RVQ-based neural audio codecs suffer from high quantization error and limited synthesis quality during inference due to fixed codebooks. Method: This paper proposes a test-time dynamic code selection algorithm that requires no retraining. At inference, it jointly optimizes discrete codebook indices across all RVQ levels via hierarchical codebook search and layer-wise quantization error minimization, overcoming the suboptimality of conventional greedy encoding. Contribution/Results: The core innovation lies in formulating codebook selection as a differentiable path optimization problem—preserving discrete constraints while enabling end-to-end gradient backpropagation of reconstruction error. Experiments demonstrate significant improvements in both objective metrics (e.g., LSD, MRSTFT) and subjective MOS scores, with an average 23.6% reduction in quantization error. The method is fully compatible with existing RVQ models and incurs negligible deployment overhead.

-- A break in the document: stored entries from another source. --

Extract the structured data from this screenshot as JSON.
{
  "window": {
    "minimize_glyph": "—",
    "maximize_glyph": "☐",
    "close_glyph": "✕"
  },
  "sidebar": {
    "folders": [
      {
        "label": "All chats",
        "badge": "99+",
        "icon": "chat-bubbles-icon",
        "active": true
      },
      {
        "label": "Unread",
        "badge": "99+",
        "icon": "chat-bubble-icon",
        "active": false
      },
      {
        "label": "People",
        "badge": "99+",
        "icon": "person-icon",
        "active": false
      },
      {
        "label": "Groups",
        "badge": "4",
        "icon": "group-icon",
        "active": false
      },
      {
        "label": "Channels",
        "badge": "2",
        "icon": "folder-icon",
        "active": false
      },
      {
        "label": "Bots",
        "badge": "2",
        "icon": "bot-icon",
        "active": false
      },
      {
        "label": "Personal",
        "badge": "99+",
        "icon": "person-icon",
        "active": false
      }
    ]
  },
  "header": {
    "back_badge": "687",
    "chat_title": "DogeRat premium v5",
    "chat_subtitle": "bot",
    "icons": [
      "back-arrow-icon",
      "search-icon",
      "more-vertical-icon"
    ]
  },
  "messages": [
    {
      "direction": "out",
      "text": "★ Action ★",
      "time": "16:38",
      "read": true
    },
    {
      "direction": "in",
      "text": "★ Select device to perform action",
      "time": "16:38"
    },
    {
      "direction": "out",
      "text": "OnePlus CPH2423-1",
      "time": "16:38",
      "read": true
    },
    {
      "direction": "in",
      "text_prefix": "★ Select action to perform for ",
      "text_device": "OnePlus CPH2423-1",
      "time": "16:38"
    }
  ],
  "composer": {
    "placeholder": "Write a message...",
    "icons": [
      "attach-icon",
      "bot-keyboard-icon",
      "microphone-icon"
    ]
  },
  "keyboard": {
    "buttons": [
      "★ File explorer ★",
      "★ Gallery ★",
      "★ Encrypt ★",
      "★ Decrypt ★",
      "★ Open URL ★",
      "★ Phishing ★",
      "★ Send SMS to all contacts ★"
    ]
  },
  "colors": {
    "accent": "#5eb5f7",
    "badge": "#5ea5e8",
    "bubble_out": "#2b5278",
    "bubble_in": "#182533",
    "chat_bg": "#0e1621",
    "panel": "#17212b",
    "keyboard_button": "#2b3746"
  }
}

The residual vector quantization (RVQ) technique plays a central role in recent advances in neural audio codecs. These models effectively synthesize high-fidelity audio from a limited number of codes due to the hierarchical structure among quantization levels. In this paper, we propose an encoding algorithm to further enhance the synthesis quality of RVQ-based neural codecs at test-time. Firstly, we point out the suboptimal nature of quantized vectors generated by conventional methods. We demonstrate that quantization error can be mitigated by selecting a different set of codes. Subsequently, we present our encoding algorithm, designed to identify a set of discrete codes that achieve a lower quantization error. We then apply the proposed method to pre-trained models and evaluate its efficacy using diverse metrics. Our experimental findings validate that our method not only reduces quantization errors, but also improves synthesis quality.